Tam 20 yıl üstünden geçti ve doğal olarak şartlarda değişti tek değişmeyen Fenerbahçe’nin o eski halinden eser yok şimdi demesiydi. Sarı laciverliler 4 yerleşik oyuncunun önüne 3 defansif isim Josef-M.Topal-Naustader, iki kanada koşan Alper ve Volkan Şen tercihi ile karşılamayı tercih etti. Oynamadan kazanamazsın diye güzel bir laf vardır bunun gerçeklik payı yüksektir ama M.United kendini hiç sıkmadan devreye 3-0 önde girdi.
Mata iki penaltının içinde yer aldıktan sonra 3.golde yaptığı asistle maçı çok erken bitirdi.

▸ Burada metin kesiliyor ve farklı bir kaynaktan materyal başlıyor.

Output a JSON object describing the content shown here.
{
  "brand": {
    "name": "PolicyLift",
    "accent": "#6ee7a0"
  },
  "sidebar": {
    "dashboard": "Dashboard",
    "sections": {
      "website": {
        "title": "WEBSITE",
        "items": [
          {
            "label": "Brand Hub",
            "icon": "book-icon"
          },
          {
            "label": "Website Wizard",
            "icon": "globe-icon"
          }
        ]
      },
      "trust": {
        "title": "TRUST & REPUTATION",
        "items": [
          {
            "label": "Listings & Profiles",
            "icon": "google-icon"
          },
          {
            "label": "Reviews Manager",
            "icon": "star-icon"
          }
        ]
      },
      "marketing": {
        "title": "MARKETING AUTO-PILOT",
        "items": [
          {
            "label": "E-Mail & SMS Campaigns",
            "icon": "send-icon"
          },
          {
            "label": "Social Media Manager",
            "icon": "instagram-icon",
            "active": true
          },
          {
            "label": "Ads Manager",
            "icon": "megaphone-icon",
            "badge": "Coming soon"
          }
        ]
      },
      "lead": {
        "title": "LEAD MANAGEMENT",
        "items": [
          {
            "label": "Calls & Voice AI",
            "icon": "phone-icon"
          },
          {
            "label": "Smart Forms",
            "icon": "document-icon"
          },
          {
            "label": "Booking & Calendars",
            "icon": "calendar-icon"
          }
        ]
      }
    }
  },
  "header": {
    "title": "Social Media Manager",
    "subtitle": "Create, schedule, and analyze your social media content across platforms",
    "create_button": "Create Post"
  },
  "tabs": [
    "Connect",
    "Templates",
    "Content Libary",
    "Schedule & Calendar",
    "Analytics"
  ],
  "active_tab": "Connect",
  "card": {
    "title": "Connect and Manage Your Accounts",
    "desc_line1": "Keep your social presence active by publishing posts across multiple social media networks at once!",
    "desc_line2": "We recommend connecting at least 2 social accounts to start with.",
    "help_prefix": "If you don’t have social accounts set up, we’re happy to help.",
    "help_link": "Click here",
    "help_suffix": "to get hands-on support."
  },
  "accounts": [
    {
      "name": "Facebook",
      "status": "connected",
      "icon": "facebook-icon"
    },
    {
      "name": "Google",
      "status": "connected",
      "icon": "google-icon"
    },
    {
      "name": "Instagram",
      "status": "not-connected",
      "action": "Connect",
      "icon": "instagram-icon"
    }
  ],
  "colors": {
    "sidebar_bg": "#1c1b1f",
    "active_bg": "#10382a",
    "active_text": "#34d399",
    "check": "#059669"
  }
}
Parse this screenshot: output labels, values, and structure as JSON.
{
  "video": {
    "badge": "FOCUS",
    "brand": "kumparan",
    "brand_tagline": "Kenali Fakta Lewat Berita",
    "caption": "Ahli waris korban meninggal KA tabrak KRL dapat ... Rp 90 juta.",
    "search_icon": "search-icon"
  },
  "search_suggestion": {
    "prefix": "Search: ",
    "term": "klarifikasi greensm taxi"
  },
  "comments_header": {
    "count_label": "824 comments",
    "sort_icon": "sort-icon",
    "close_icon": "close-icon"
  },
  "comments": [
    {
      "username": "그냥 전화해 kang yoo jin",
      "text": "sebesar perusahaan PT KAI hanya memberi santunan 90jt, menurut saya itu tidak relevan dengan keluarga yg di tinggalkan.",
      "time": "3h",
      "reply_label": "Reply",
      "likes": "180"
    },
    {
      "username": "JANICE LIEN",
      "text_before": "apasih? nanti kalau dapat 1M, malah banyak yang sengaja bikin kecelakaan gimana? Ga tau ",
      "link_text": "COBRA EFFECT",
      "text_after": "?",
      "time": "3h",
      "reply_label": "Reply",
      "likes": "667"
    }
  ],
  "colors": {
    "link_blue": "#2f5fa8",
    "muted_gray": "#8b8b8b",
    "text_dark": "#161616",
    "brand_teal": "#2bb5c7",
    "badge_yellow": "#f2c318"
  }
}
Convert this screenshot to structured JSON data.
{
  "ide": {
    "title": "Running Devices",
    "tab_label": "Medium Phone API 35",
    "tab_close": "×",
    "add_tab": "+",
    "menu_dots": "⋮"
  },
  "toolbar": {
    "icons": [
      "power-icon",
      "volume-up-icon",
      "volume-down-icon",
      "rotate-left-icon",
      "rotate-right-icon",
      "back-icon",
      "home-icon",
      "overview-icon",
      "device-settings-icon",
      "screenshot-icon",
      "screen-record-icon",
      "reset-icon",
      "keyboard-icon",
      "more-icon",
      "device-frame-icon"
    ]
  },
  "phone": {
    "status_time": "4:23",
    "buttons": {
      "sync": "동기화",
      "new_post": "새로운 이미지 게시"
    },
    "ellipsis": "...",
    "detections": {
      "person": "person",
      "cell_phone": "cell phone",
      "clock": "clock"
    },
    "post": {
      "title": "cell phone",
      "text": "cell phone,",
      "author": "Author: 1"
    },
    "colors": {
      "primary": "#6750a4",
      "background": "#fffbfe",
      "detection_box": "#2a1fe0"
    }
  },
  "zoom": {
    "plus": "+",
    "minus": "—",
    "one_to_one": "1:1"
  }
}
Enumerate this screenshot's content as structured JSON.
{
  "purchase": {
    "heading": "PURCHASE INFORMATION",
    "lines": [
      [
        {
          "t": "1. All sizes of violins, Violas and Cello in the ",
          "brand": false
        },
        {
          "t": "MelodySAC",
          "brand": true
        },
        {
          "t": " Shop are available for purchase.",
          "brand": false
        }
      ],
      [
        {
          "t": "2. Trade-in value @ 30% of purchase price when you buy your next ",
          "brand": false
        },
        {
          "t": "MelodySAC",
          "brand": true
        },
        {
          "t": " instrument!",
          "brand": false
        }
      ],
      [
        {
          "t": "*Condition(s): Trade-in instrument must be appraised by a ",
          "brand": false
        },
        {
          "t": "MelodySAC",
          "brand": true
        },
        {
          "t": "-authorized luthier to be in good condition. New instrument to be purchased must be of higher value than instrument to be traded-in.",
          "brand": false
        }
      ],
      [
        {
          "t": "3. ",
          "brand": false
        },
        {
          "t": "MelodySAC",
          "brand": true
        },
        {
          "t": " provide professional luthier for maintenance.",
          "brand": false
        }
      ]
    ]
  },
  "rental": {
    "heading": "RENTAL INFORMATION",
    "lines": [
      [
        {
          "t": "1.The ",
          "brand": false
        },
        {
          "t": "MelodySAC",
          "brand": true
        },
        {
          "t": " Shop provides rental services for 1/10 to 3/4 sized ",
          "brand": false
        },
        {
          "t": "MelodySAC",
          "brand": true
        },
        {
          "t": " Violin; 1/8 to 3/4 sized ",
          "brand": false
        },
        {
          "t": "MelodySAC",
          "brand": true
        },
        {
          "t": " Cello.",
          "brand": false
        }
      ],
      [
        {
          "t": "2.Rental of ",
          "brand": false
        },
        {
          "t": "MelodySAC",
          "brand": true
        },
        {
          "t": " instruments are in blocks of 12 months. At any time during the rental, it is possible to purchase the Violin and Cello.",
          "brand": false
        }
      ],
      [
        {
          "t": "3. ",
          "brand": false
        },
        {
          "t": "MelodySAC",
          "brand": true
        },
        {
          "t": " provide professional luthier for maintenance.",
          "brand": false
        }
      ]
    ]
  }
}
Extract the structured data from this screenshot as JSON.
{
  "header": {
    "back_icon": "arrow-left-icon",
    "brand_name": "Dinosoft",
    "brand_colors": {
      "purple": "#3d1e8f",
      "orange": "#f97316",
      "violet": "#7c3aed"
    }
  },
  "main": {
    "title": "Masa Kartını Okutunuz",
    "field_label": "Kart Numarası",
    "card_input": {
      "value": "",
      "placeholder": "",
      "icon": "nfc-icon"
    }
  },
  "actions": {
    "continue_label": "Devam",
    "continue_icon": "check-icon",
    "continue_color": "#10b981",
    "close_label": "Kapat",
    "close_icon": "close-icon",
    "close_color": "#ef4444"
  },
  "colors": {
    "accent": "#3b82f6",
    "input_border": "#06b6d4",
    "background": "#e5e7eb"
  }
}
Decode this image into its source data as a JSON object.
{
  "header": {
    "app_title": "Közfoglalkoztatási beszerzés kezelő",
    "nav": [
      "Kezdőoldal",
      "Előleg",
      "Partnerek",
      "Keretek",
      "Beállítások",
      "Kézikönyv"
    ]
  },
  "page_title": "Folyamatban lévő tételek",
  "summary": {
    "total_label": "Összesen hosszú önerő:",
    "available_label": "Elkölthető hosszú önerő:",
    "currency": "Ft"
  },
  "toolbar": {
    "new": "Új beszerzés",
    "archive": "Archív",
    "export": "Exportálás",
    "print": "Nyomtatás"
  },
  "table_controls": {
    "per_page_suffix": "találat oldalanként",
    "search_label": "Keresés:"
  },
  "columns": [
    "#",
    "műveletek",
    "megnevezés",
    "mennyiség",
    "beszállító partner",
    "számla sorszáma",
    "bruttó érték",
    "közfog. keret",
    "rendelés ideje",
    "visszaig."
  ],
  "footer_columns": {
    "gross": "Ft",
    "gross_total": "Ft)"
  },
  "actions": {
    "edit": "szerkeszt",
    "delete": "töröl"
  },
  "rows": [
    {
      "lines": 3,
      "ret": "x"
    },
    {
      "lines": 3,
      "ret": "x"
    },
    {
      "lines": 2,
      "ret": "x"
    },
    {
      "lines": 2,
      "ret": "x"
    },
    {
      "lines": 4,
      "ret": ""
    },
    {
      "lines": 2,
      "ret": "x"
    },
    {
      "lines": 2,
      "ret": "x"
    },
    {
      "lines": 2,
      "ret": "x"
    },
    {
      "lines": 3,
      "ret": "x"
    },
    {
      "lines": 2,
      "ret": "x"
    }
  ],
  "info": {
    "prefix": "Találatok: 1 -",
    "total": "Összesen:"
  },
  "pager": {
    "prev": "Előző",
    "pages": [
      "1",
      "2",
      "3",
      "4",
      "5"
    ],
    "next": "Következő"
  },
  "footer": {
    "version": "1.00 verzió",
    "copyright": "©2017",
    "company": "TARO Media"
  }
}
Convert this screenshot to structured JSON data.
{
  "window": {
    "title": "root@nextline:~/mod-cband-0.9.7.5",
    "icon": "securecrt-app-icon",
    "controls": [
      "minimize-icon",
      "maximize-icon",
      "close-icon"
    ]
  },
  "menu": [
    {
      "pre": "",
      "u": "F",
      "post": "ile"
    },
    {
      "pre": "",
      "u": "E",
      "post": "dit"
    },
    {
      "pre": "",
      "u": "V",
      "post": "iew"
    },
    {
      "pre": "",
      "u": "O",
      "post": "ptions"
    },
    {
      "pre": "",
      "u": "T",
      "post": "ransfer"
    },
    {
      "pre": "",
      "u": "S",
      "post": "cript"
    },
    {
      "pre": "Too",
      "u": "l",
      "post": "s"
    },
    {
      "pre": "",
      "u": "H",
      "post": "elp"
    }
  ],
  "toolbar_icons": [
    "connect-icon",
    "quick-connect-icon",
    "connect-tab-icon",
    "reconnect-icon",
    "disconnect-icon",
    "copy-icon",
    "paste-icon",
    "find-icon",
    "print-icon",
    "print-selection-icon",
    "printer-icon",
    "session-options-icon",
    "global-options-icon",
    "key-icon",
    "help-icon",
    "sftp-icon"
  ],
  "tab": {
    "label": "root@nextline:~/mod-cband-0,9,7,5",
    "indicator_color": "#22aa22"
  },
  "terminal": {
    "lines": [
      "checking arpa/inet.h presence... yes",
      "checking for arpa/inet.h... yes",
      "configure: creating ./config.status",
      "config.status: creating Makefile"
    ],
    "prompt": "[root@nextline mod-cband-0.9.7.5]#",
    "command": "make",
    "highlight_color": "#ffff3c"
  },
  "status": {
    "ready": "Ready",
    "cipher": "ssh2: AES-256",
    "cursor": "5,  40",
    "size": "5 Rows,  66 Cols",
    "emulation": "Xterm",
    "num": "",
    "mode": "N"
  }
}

Penaltıları hiç tartışmaya gerek yok çünkü maçın hakkını hakeme bağlamaya kalkışmayalım. Asıl sorun oyuncuların artık futbolu sanki unutmuş gibi sahada gezinmeleri ve daha oyun başladığı gibi pes etmelerinden kaynaklanıyor.
Bu hüsnü kuruntu içinde maçı takip eden arkadaşlarımızla birlikte içimizden eyvah yoksa ikinci 8 gollü Liverpool faciasına doğru mı gidiyoruz diyerek endişelendik. Çünkü daha dakika 47 olduğunda 4-0 olmuştu bile. Hafta sonunda Chelsea, hafta içinde M.City maçları olmasına rağmen Morinho Pogba’lı ve ideale yakın kadrosu ile maçı çok ciddiye almıştı. Allahtan kırmızı araba frene bastı ve yeter dedi. Yoksa inanın biraz isteselerdi daha fazlasını yaparlardı.
Bu kadar kötü hikaye içinde 2 tane güzel sürpriz çıkartmak gerekirse stadyuma gelmeyen seyirci üstüne düşeni yaptı. İkincisi beğenilmeyen V.Persie’ye seyirci ahdı vefa göstererek gerçekten saygı duyulduğunu tüm dünyaya ispatladı.
Şimdi Fenerbahçe için düşler içinde kabus başlıyor! Bilirsiniz bazı rüyalardan uyanamıyabilirsiniz. Acaba Fenerbahçe ne zaman uyanacak?